3:10 for the moment of truth. Is dude being honest? Are those surgical gloves? Did I free throw one into the sink at Starbucks from the foul line because their one stall was closed off this morning? All these questions have the same answer.
Blatant use of vaginas, Public shaming, High definition cameras -- this video is more well-rounded than the Grand Slam breakfast bill I ran out on this morning. The kicker is in the last video clip. Really brings me back to the glory (hole) days.
Dude's hairline looks like a Detroit skyline and has "overdose" across his jugular. And still managed to pull a 9/10 that rawdogs anal. u no longer have any excuses.
Incredible proportions. I bet every forward thrust would have her tits clapping like a trained seal. ur not supposed to find fish sticks erotic... yet here we are. Again.
Captain Lou Albano's love of replica katana swords and pop tarts has finally attracted someone that doesn't have access to their Nigerian mailman's third cousin's billion dollar bank account. I guess getting it on film should be excepted.

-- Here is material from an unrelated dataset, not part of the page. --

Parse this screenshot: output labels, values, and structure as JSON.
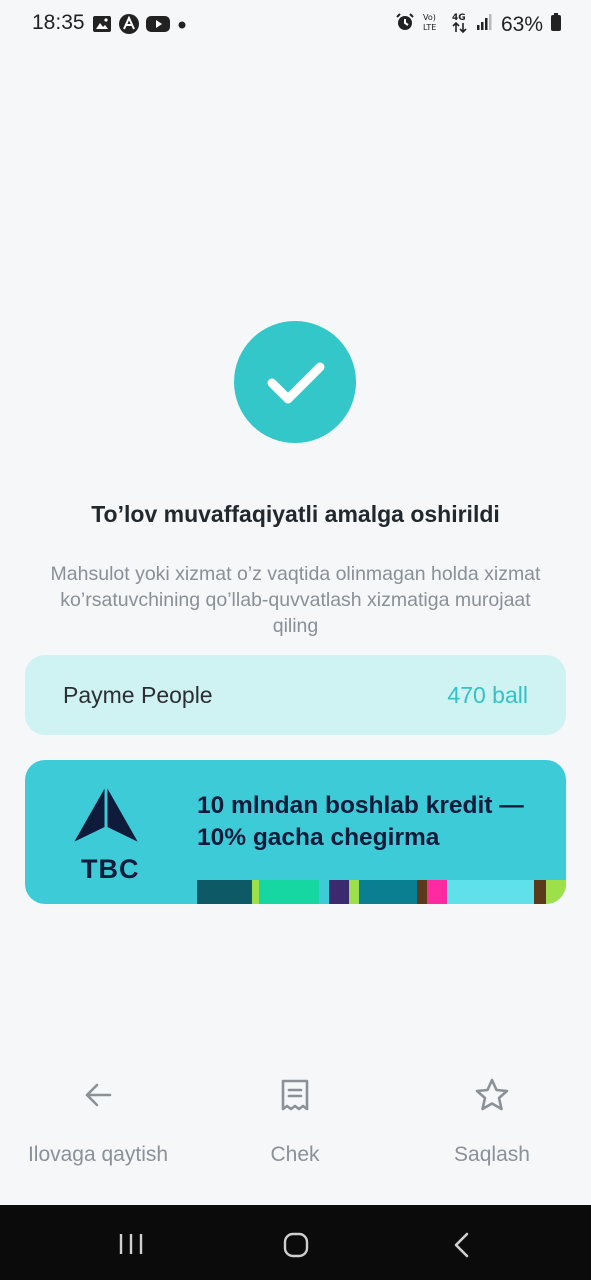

30 secs in and 2 things have become apparent: 1) I've been grossly mislead about Nebraska's tourism attractions. And 2) at least 50% of the people in comments below this have ejaculated to fully clothed women in the Nordstrom catalogue.
You've heard that one before. But it's never been so accurate after seeing >five consecutive minutes of the world's most undesirable creatures run wild in their natural habitat. If anything at all proving that Valtrex should be a public company.
Pay attention to how "she" goes full Chernobyl centaur at the .03 second mark. Then remember that at least half of Instagram users will think this is real, start flirting with it in broken English and try sending it money. half. We're fucked.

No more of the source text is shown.